Dr. Raúl Olivares.
Questa è una delle domande che temono gli specialisti in riproduzione, ma purtroppo questa domanda ci viene fatta troppo spesso. La sterilità ha un grosso problema, si può tardare del tempo nel raggiungere una diagnosi e a volte si solo ottiene la diagnosi dopo diversi trattamenti che consentono di ottenere informazioni sufficienti per sapere che cosa si è sbagliato. Spesso è una lotta contro il tempo, molte coppie hanno esaurito il loro tempo o semplicemente hanno deciso che vogliono un bambino…subito. Inoltre, ci sono alcuni tests diagnostici che possono essere fatti solo in un determinato momento del ciclo, il che può rendere inevitabile l’attesa per il paziente. La nostra responsabilità come specialisti è quella di consigliare dei tests che ci aiutano a fornire informazioni utili e ad evitare quelle inutili (e spesso costose). Tutte queste raccomandazioni devono essere eseguite in linea con il principio medico di "la cosa più comune è la cosa più frequente". Gli esami che vengono richiesti sono inizialmente conosciute dalla maggior parte dei pazienti (analisi ormonali, ecografia, seminogramma e prove per verificare la permeabilità tubarica). Se siete "fortunati" uno di questi test sarà anomalo e questo ci fará arrivare alla diagnosi della sterilità ed al trattamento indicato per risolvere il problema. Ma che cosa succede se tutti i tests sono normali? Allora ci troviamo di fronte a una sterilità di origine sconosciuta e dobbiamo decidere se è il momento di iniziare un trattamento o indagare qualcos'altro.

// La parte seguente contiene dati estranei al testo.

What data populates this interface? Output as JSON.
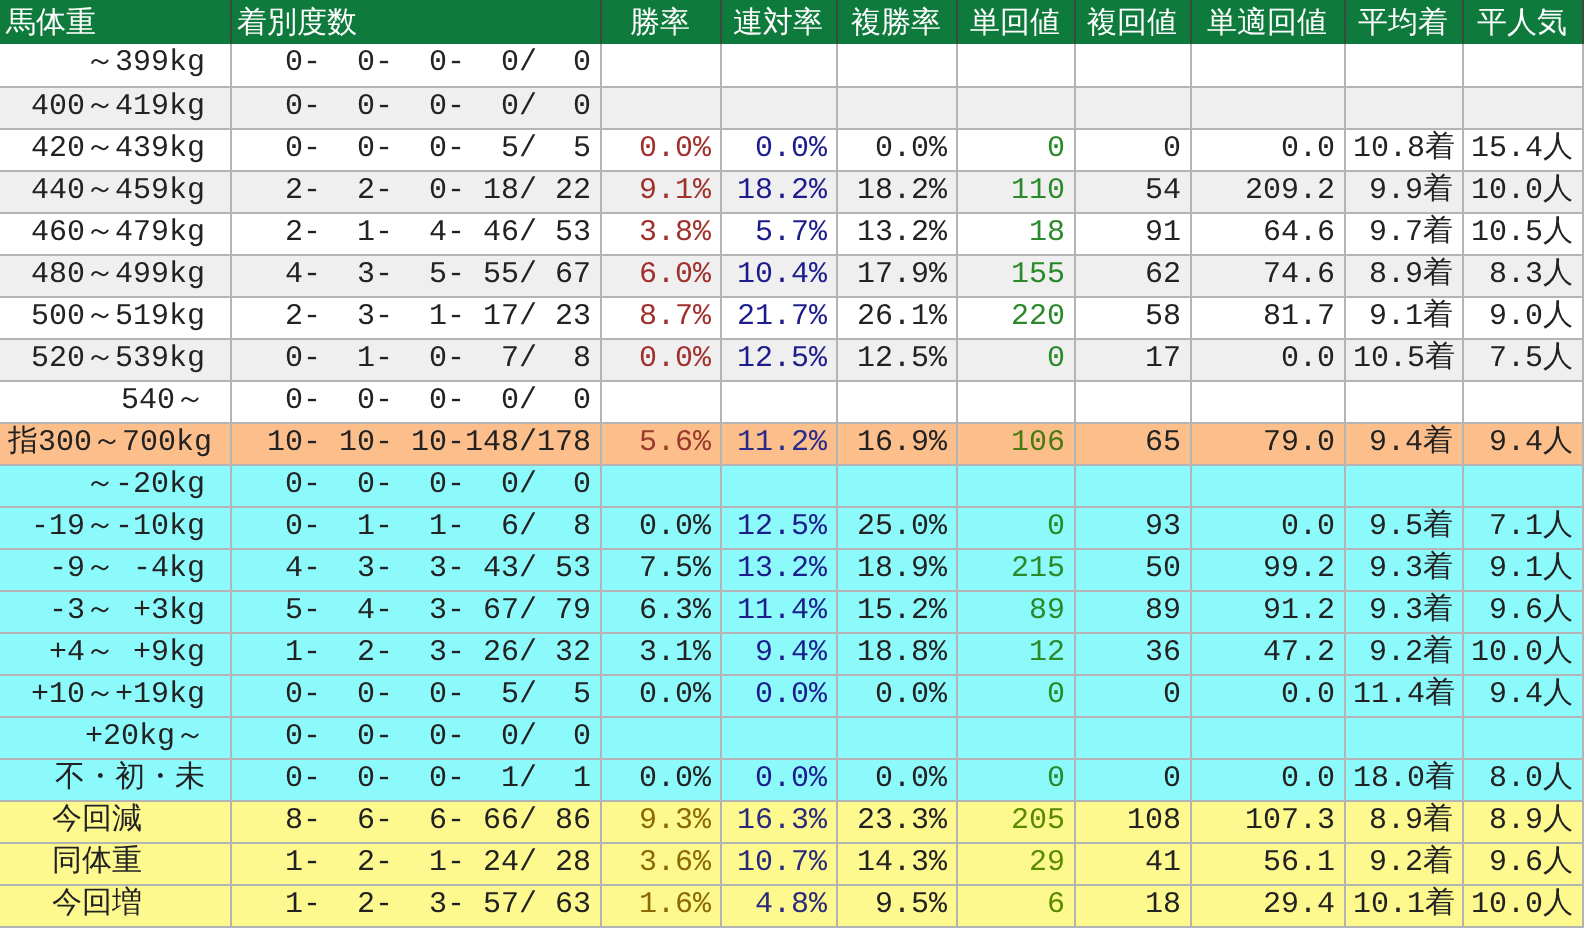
{
  "table": {
    "columns": [
      "馬体重",
      "着別度数",
      "勝率",
      "連対率",
      "複勝率",
      "単回値",
      "複回値",
      "単適回値",
      "平均着",
      "平人気"
    ],
    "rows": [
      {
        "kind": "plain",
        "label": "～399kg",
        "record": "0-  0-  0-  0/  0"
      },
      {
        "kind": "shaded",
        "label": "400～419kg",
        "record": "0-  0-  0-  0/  0"
      },
      {
        "kind": "plain",
        "label": "420～439kg",
        "record": "0-  0-  0-  5/  5",
        "stats": [
          "0.0%",
          "0.0%",
          "0.0%",
          "0",
          "0",
          "0.0",
          "10.8着",
          "15.4人"
        ]
      },
      {
        "kind": "shaded",
        "label": "440～459kg",
        "record": "2-  2-  0- 18/ 22",
        "stats": [
          "9.1%",
          "18.2%",
          "18.2%",
          "110",
          "54",
          "209.2",
          "9.9着",
          "10.0人"
        ]
      },
      {
        "kind": "plain",
        "label": "460～479kg",
        "record": "2-  1-  4- 46/ 53",
        "stats": [
          "3.8%",
          "5.7%",
          "13.2%",
          "18",
          "91",
          "64.6",
          "9.7着",
          "10.5人"
        ]
      },
      {
        "kind": "shaded",
        "label": "480～499kg",
        "record": "4-  3-  5- 55/ 67",
        "stats": [
          "6.0%",
          "10.4%",
          "17.9%",
          "155",
          "62",
          "74.6",
          "8.9着",
          "8.3人"
        ]
      },
      {
        "kind": "plain",
        "label": "500～519kg",
        "record": "2-  3-  1- 17/ 23",
        "stats": [
          "8.7%",
          "21.7%",
          "26.1%",
          "220",
          "58",
          "81.7",
          "9.1着",
          "9.0人"
        ]
      },
      {
        "kind": "shaded",
        "label": "520～539kg",
        "record": "0-  1-  0-  7/  8",
        "stats": [
          "0.0%",
          "12.5%",
          "12.5%",
          "0",
          "17",
          "0.0",
          "10.5着",
          "7.5人"
        ]
      },
      {
        "kind": "plain",
        "label": "540～",
        "record": "0-  0-  0-  0/  0"
      },
      {
        "kind": "total",
        "label": "指300～700kg",
        "record": "10- 10- 10-148/178",
        "stats": [
          "5.6%",
          "11.2%",
          "16.9%",
          "106",
          "65",
          "79.0",
          "9.4着",
          "9.4人"
        ]
      },
      {
        "kind": "change",
        "label": "～-20kg",
        "record": "0-  0-  0-  0/  0"
      },
      {
        "kind": "change",
        "label": "-19～-10kg",
        "record": "0-  1-  1-  6/  8",
        "stats": [
          "0.0%",
          "12.5%",
          "25.0%",
          "0",
          "93",
          "0.0",
          "9.5着",
          "7.1人"
        ]
      },
      {
        "kind": "change",
        "label": "-9～ -4kg",
        "record": "4-  3-  3- 43/ 53",
        "stats": [
          "7.5%",
          "13.2%",
          "18.9%",
          "215",
          "50",
          "99.2",
          "9.3着",
          "9.1人"
        ]
      },
      {
        "kind": "change",
        "label": "-3～ +3kg",
        "record": "5-  4-  3- 67/ 79",
        "stats": [
          "6.3%",
          "11.4%",
          "15.2%",
          "89",
          "89",
          "91.2",
          "9.3着",
          "9.6人"
        ]
      },
      {
        "kind": "change",
        "label": "+4～ +9kg",
        "record": "1-  2-  3- 26/ 32",
        "stats": [
          "3.1%",
          "9.4%",
          "18.8%",
          "12",
          "36",
          "47.2",
          "9.2着",
          "10.0人"
        ]
      },
      {
        "kind": "change",
        "label": "+10～+19kg",
        "record": "0-  0-  0-  5/  5",
        "stats": [
          "0.0%",
          "0.0%",
          "0.0%",
          "0",
          "0",
          "0.0",
          "11.4着",
          "9.4人"
        ]
      },
      {
        "kind": "change",
        "label": "+20kg～",
        "record": "0-  0-  0-  0/  0"
      },
      {
        "kind": "change",
        "label": "不・初・未",
        "record": "0-  0-  0-  1/  1",
        "stats": [
          "0.0%",
          "0.0%",
          "0.0%",
          "0",
          "0",
          "0.0",
          "18.0着",
          "8.0人"
        ]
      },
      {
        "kind": "summary",
        "label": "今回減",
        "record": "8-  6-  6- 66/ 86",
        "stats": [
          "9.3%",
          "16.3%",
          "23.3%",
          "205",
          "108",
          "107.3",
          "8.9着",
          "8.9人"
        ]
      },
      {
        "kind": "summary",
        "label": "同体重",
        "record": "1-  2-  1- 24/ 28",
        "stats": [
          "3.6%",
          "10.7%",
          "14.3%",
          "29",
          "41",
          "56.1",
          "9.2着",
          "9.6人"
        ]
      },
      {
        "kind": "summary",
        "label": "今回増",
        "record": "1-  2-  3- 57/ 63",
        "stats": [
          "1.6%",
          "4.8%",
          "9.5%",
          "6",
          "18",
          "29.4",
          "10.1着",
          "10.0人"
        ]
      }
    ]
  }
}
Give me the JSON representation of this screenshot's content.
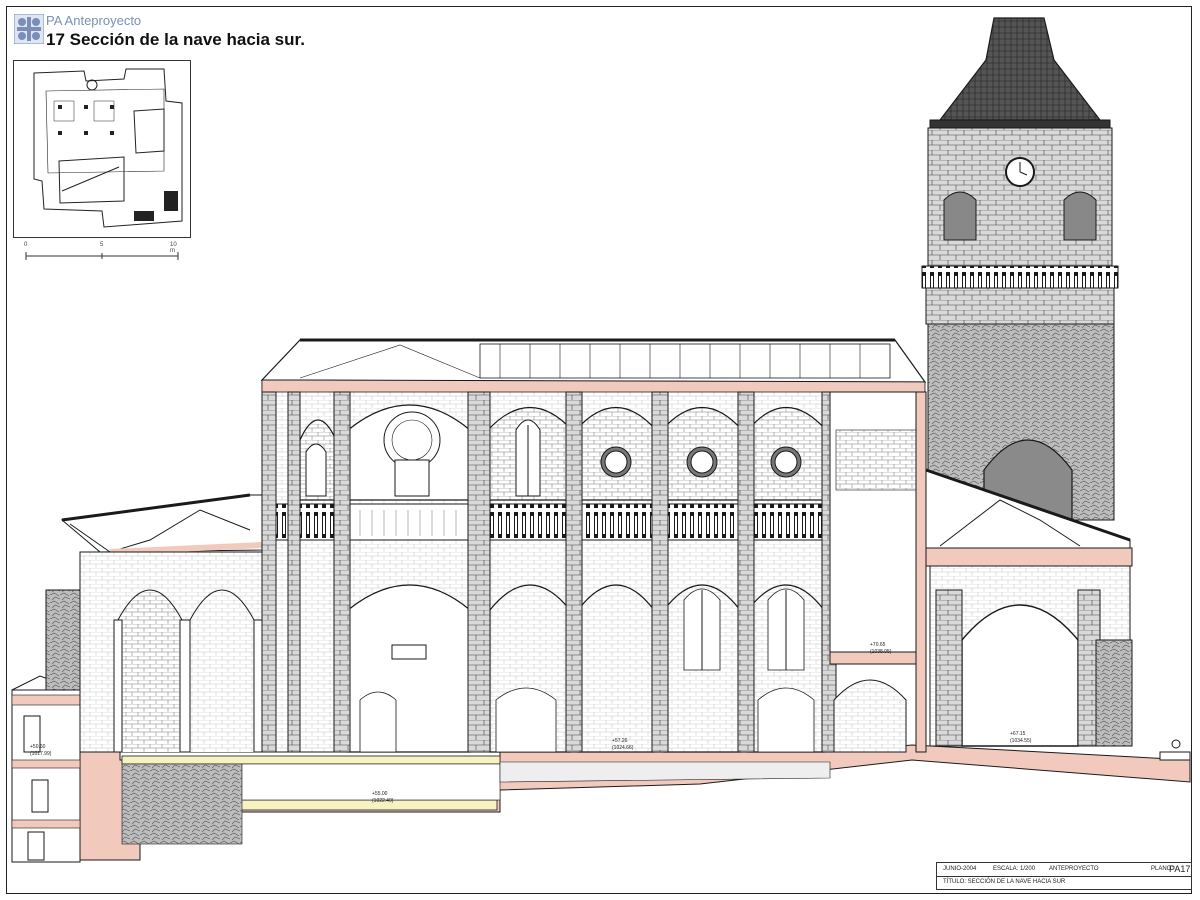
{
  "header": {
    "project": "PA Anteproyecto",
    "title": "17 Sección de la nave hacia sur."
  },
  "keyplan": {
    "scale_labels": [
      "0",
      "5",
      "10 m"
    ]
  },
  "levels": [
    {
      "line1": "+55.00",
      "line2": "(1022.40)"
    },
    {
      "line1": "+57.26",
      "line2": "(1024.66)"
    },
    {
      "line1": "+70.65",
      "line2": "(1038.05)"
    },
    {
      "line1": "+67.15",
      "line2": "(1034.55)"
    },
    {
      "line1": "+50.60",
      "line2": "(1017.99)"
    }
  ],
  "cartouche": {
    "date": "JUNIO-2004",
    "scale": "ESCALA: 1/200",
    "phase": "ANTEPROYECTO",
    "plan_label": "PLANO:",
    "plan_code": "PA17",
    "title_line": "TÍTULO: SECCIÓN DE LA NAVE HACIA SUR"
  },
  "colors": {
    "section_fill": "#f2c9bd",
    "foundation_fill": "#f6f2c2",
    "roof_fill": "#5a5a5a",
    "line": "#1a1a1a",
    "brand": "#7a8fb8"
  }
}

Ovviamente, la decisione si basa sull'esperienza professionale e la probabilità di ottenere informazioni utili per la coppia. Ad esempio, bisogna consigliare alcuni test per diagnosticare un fattore genetico se lo sperma è normale? Si è dimostrato che un seminogramma normale può avere degli errori meiotici, ma le possibilità sono inferiore all’ 1%; quindi meglio non dire al maschio che si farà una piccola biopsia nel suo testicolo in la prima visita se non è assolutamente necessario. Un altro caso molto diverso è quello in cui dopo 2 cicli di fecondazione falliti in cui tutto era normale (qualità degli ovuli, tasso di fecondazione, qualità embrionaria) le possibilità di avere un’anomalia genetica nel seme del maschio ascende al 40%. In questo caso vale la pena di raccomandare la prova e i pazienti ci chiederanno perché non ma l’ha detto prima?
I pazienti avranno speso tempo e denaro solo per arrivare a un nuovo test diagnostico (a questo punto vorrei dire che a volte il ciclo di fecondazione stesso può essere considerato un test diagnostico. Ci dà informazioni sulla qualità degli ovuli, i tassi di fecondazione e la qualità embrionaria. Ci sono momenti in cui non abbiamo un altro modo per ottenere queste informazioni. In un buon numero di casi, fortunatamente, la FIVET sarà efficace e si ottiene la gravidanza).
Quindi, come possiamo evitare queste situazioni? È facile dedicando del tempo a parlare con i pazienti delle diverse opzioni, anche quelle che non si ritengono ancora necessarie. Informare. Spiegare che ci sono altre prove che possono essere eseguite, ma che non sono indicate in questo momento. Questo investimento di tempo può aiutare a prevenire la perdita di fiducia dei pazienti. Se si fornisce alla coppia una tabella di marcia sul viaggio che eseguirà, sarà pienamente informata e poi quando le si raccomandano le prove necessarie, saranno già in allerta e questa possibilità non rappresentarà nessun tipo di conflitto.
Credo che ci siano due posizioni diverse per quanto riguarda ciò che i pazienti si aspettano dal medico. Alcuni esperti ritengono che i pazienti vogliono che i medici decidano qualsiasi aspetto del trattamento perché sono esperti. Noi apparteniamo all’altro estremo. Fortunatamente è in aumento il numero di specialisti che forniscono sufficienti informazioni ai pazienti e condividono con loro le decisioni su cosa fare e quando farlo. E, mi creda, se si appartiene a questo gruppo, se dedica del tempo ai suei pazienti, in modo che comprendano i perché delle sue decisioni, dovranno rispondere alla " stessa domanda" in rare occasioni.